REPUBLIKA.CO.ID, BANDAR LAMPUNG--Selama pandemi Covid-19 setahun lebih, 50 persen usaha tambak budi daya udang vaname di wilayah Lampung rontok. Namun, saat ini petambak-petambak udang mulai bangkit lagi seiring dengan membaiknya kondisi ekonomi nasional dan regional.
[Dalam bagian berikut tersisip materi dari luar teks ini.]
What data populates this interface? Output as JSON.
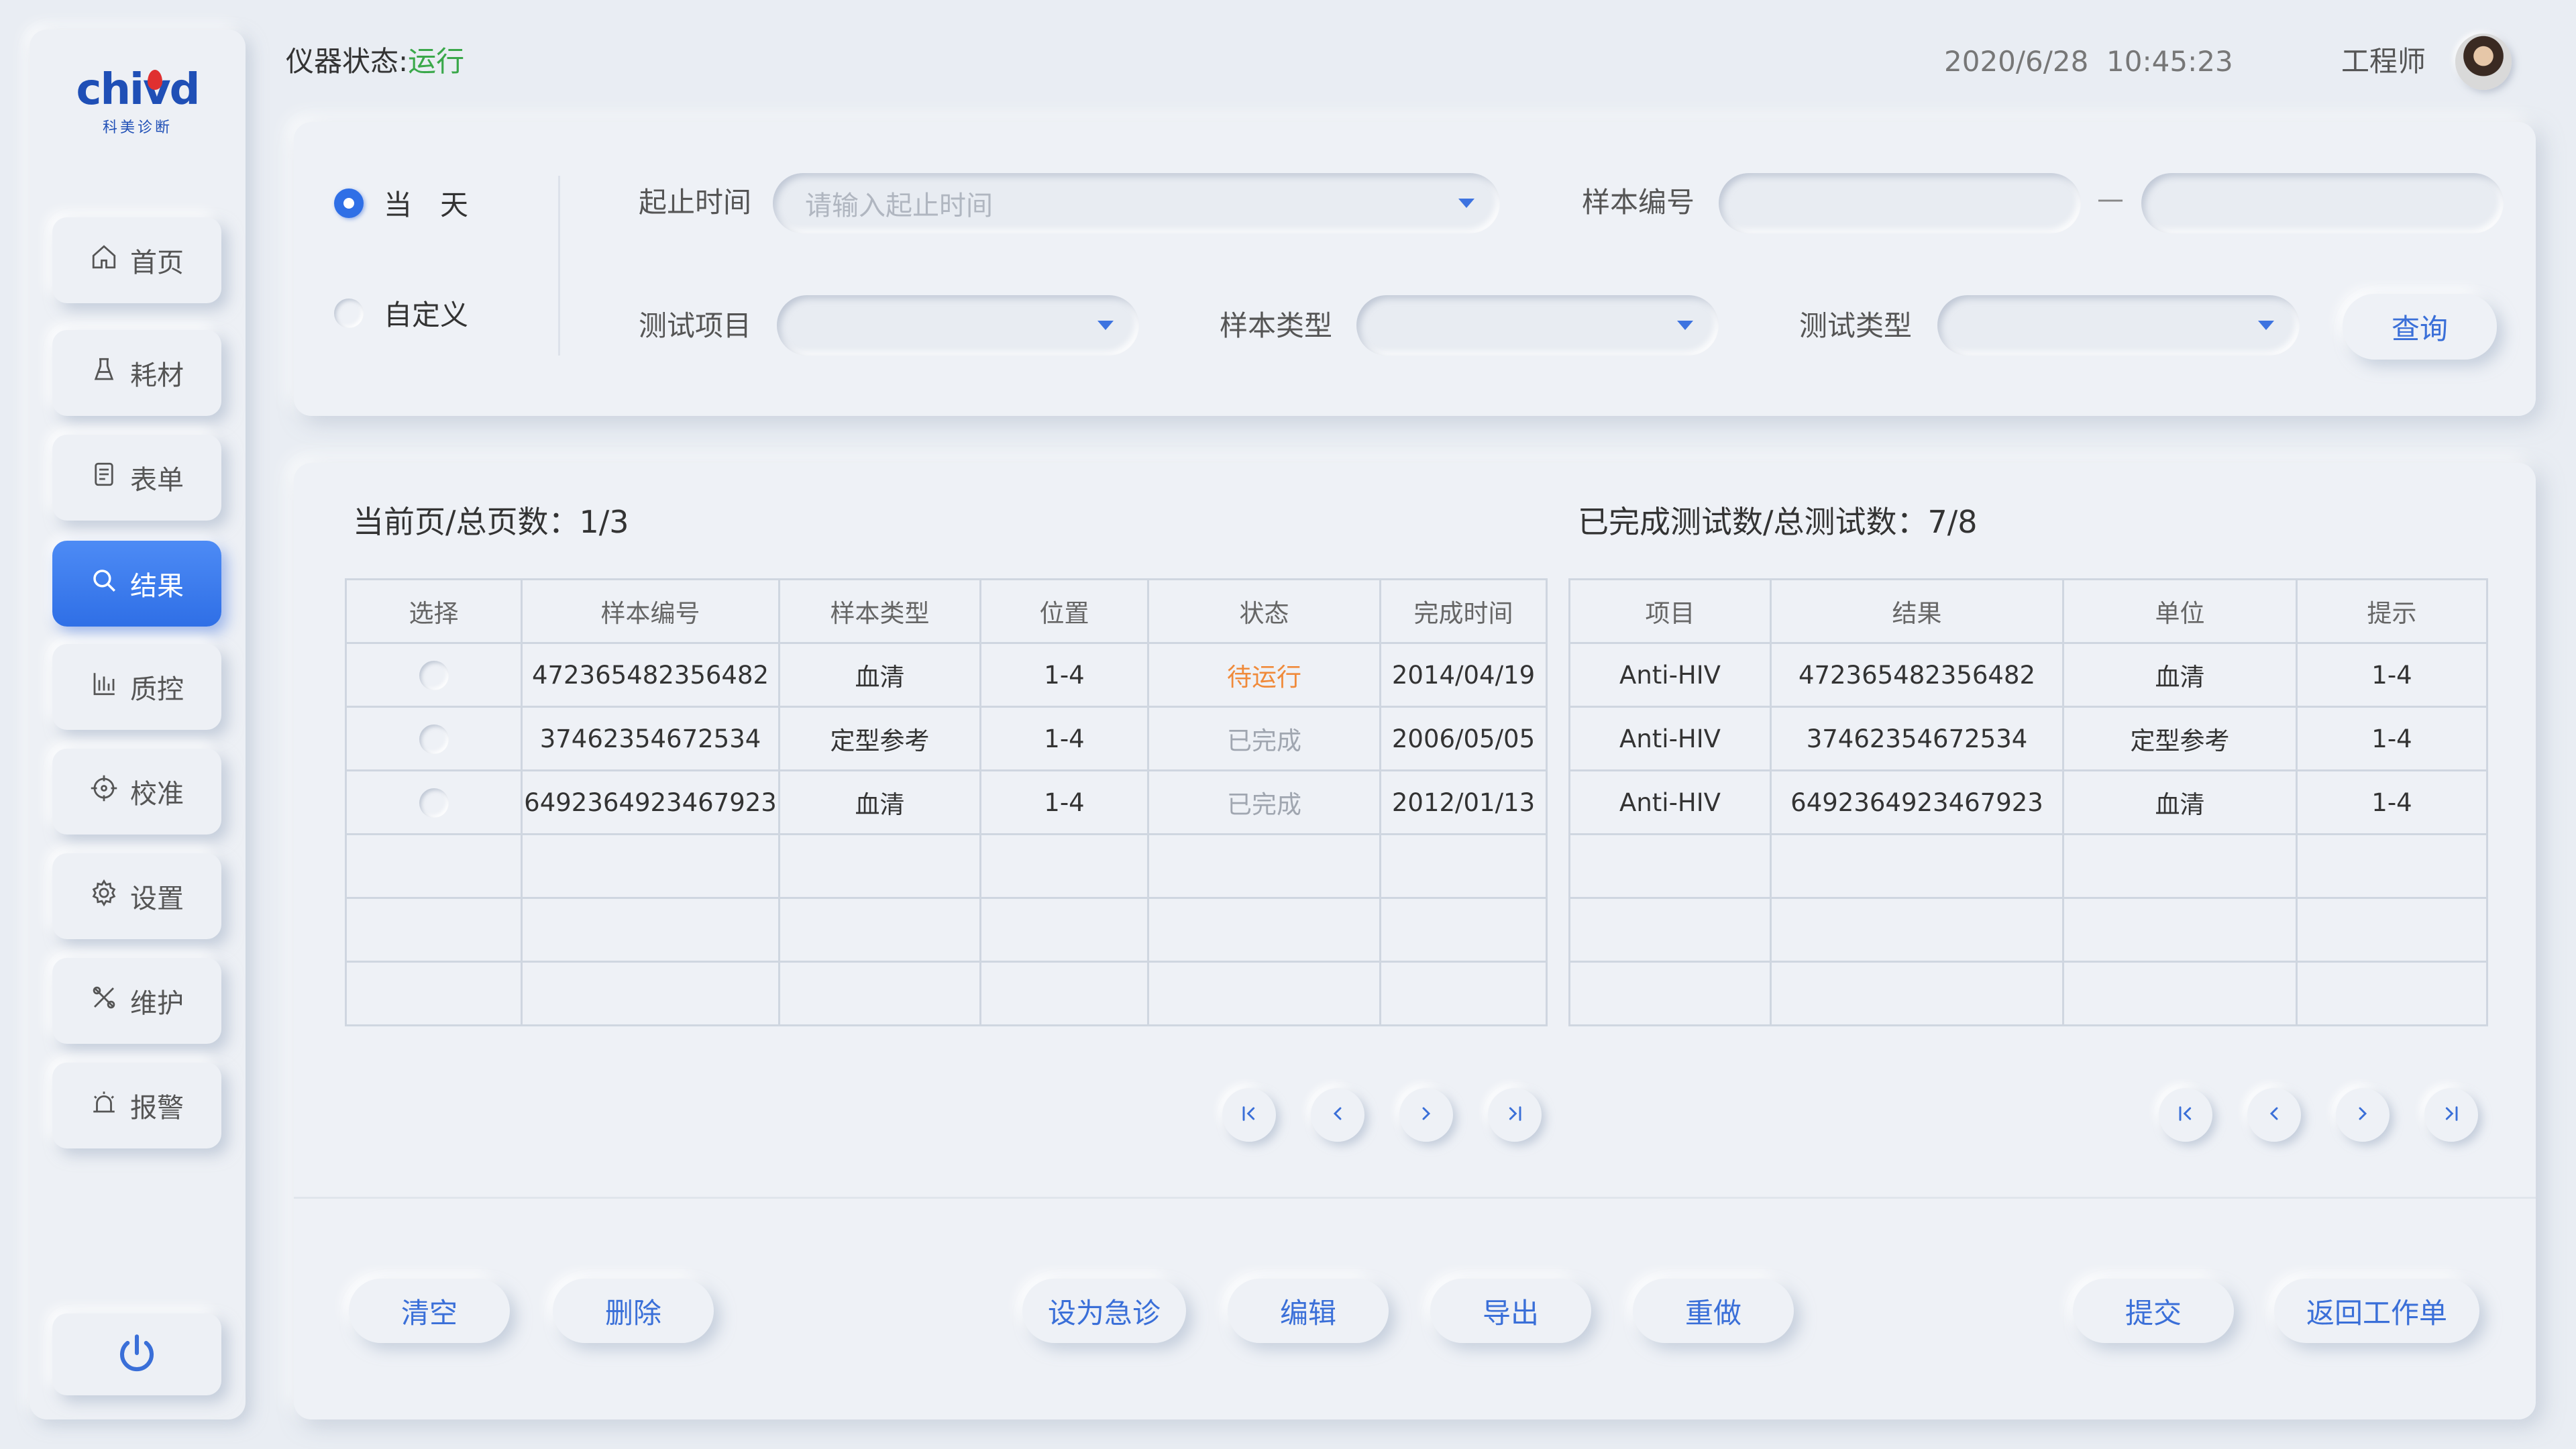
{
  "brand": {
    "logo_text": "chivd",
    "logo_sub": "科美诊断",
    "accent": "#2f6fe6"
  },
  "header": {
    "status_label": "仪器状态:",
    "status_value": "运行",
    "datetime": "2020/6/28  10:45:23",
    "user": "工程师"
  },
  "sidebar": {
    "items": [
      {
        "label": "首页",
        "icon": "home-icon"
      },
      {
        "label": "耗材",
        "icon": "flask-icon"
      },
      {
        "label": "表单",
        "icon": "form-icon"
      },
      {
        "label": "结果",
        "icon": "search-icon",
        "active": true
      },
      {
        "label": "质控",
        "icon": "bar-chart-icon"
      },
      {
        "label": "校准",
        "icon": "crosshair-icon"
      },
      {
        "label": "设置",
        "icon": "gear-icon"
      },
      {
        "label": "维护",
        "icon": "tools-icon"
      },
      {
        "label": "报警",
        "icon": "alarm-icon"
      }
    ],
    "power_icon": "power-icon"
  },
  "filter": {
    "radio_today": "当　天",
    "radio_custom": "自定义",
    "date_label": "起止时间",
    "date_placeholder": "请输入起止时间",
    "sample_no_label": "样本编号",
    "sample_no_from": "",
    "sample_no_to": "",
    "range_dash": "—",
    "test_item_label": "测试项目",
    "test_item_value": "",
    "sample_type_label": "样本类型",
    "sample_type_value": "",
    "test_type_label": "测试类型",
    "test_type_value": "",
    "query_button": "查询"
  },
  "left_table": {
    "title": "当前页/总页数：1/3",
    "headers": [
      "选择",
      "样本编号",
      "样本类型",
      "位置",
      "状态",
      "完成时间"
    ],
    "rows": [
      {
        "sample_no": "472365482356482",
        "sample_type": "血清",
        "position": "1-4",
        "status": "待运行",
        "finish_time": "2014/04/19"
      },
      {
        "sample_no": "37462354672534",
        "sample_type": "定型参考",
        "position": "1-4",
        "status": "已完成",
        "finish_time": "2006/05/05"
      },
      {
        "sample_no": "6492364923467923",
        "sample_type": "血清",
        "position": "1-4",
        "status": "已完成",
        "finish_time": "2012/01/13"
      }
    ]
  },
  "right_table": {
    "title": "已完成测试数/总测试数：7/8",
    "headers": [
      "项目",
      "结果",
      "单位",
      "提示"
    ],
    "rows": [
      {
        "item": "Anti-HIV",
        "result": "472365482356482",
        "unit": "血清",
        "hint": "1-4"
      },
      {
        "item": "Anti-HIV",
        "result": "37462354672534",
        "unit": "定型参考",
        "hint": "1-4"
      },
      {
        "item": "Anti-HIV",
        "result": "6492364923467923",
        "unit": "血清",
        "hint": "1-4"
      }
    ]
  },
  "pagination": {
    "first": "first-page-icon",
    "prev": "prev-page-icon",
    "next": "next-page-icon",
    "last": "last-page-icon"
  },
  "actions": {
    "clear": "清空",
    "delete": "删除",
    "set_urgent": "设为急诊",
    "edit": "编辑",
    "export": "导出",
    "redo": "重做",
    "submit": "提交",
    "back": "返回工作单"
  }
}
“Saat ini usaha budi daya udang dalam proses membaik, meskipun 50 persen itu sudah ada yang off, karena pandemi Covid-19 dan penyakit udang,” kata Ketua Forum Komunikasi Praktisi Akuakultur (FKPA) Lampung Eri Bramantyo saat Seminar Budidaya Udang Vaname di Bandar Lampung, Rabu (1/12).
Menurut dia, berhentinya usaha budi daya udang tersebut disebabkan kondisi pandemi Covid-19 dan juga penyakit udang yang masih berlangsung. Saat pandemi sebagai hambatan, ujar dia, karena membatasi ruang gerak sehingga kontribusi udang untuk devisa negara anjlok dari biasanya.
Dia mengatakan, kontribusi ekspor udang dari Lampung mengalami penurunan yang sangat signifikan selama pandemi hampir mencapai 50 persen juga. “Sekarang ini, ekspor udang mulai merangkak naik lagi, seperti dari Lampung Timur, Dipasena mulai panen juga,” ujarnya.
Kondisi penurunan usaha budi daya udang tersebu terjadi merata di semua wilayah di Lampung, seperti di kawasan tambak udang Kabupaten Lampung Timur, Dipasena Tulangbawang, Padangcermin, Punduh Pidada, Pesawaran, Tanggamus.
Selain dampak dari pandemi Covid-19 dan penyakit, dia mengatakan penurunan produksi udang juga sebagai dampak dari penyegelan sejumlah tambak udang di wilayah Kabupaten Pesisir Barat beberapa waktu lalu. “Terhadap produksi (udang) pasti berpengaruh. Menurunkan produksi karena mereka tidak bisa jalan lagi,” katanya.
Seminar Budidaya Udang Vaname tersebut menampilkan pembicara Teguh Setyono, dosen dan juga praktisi budidaya udang di Lampung. Pembicara lainnya Waiso, psikoterapi asal Kalianda, Lampung Selatan. Seminar ini diikuti sejumlah pelaku usaha budidaya udang dan praktisi budidaya udang lainnya.
Teguh Setyono mengatakan, pandemi Covid-19 sebenarnya tidak berpengaruh dengan tingkat konsumsi udang di luar negeri sebagai pasar produksi udang nasional. “Buktinya, masih banyak permintaan udang di luar negeri, seakan pandemi tidak ada,” ujar Teguh.
Dalam pemaparannya tentang upaya menjaga budidaya berkelanjutan di wilayah Kabupaten Kaur, Bengkulu, Teguh mengatakan, budidaya udang tidak sebatas melihat produksi akhir. Namun, tetap memerhatikan proses dari tahap awal sampai akhir dengan pengukuran yang berkelanjutan.
Menurut dia, pengujian-pengujian setiap tahapan dari awal sampai akhir harus berkelanjutan. Untuk itu laporan hasil laboratorium sangat diperlukan untuk mengetahui perkembangan udang. “Sekarang tidak ada alasan lagi tidak ada laboratorium untuk menguji sampel. Bisa dengan mitra lainnya,” katanya.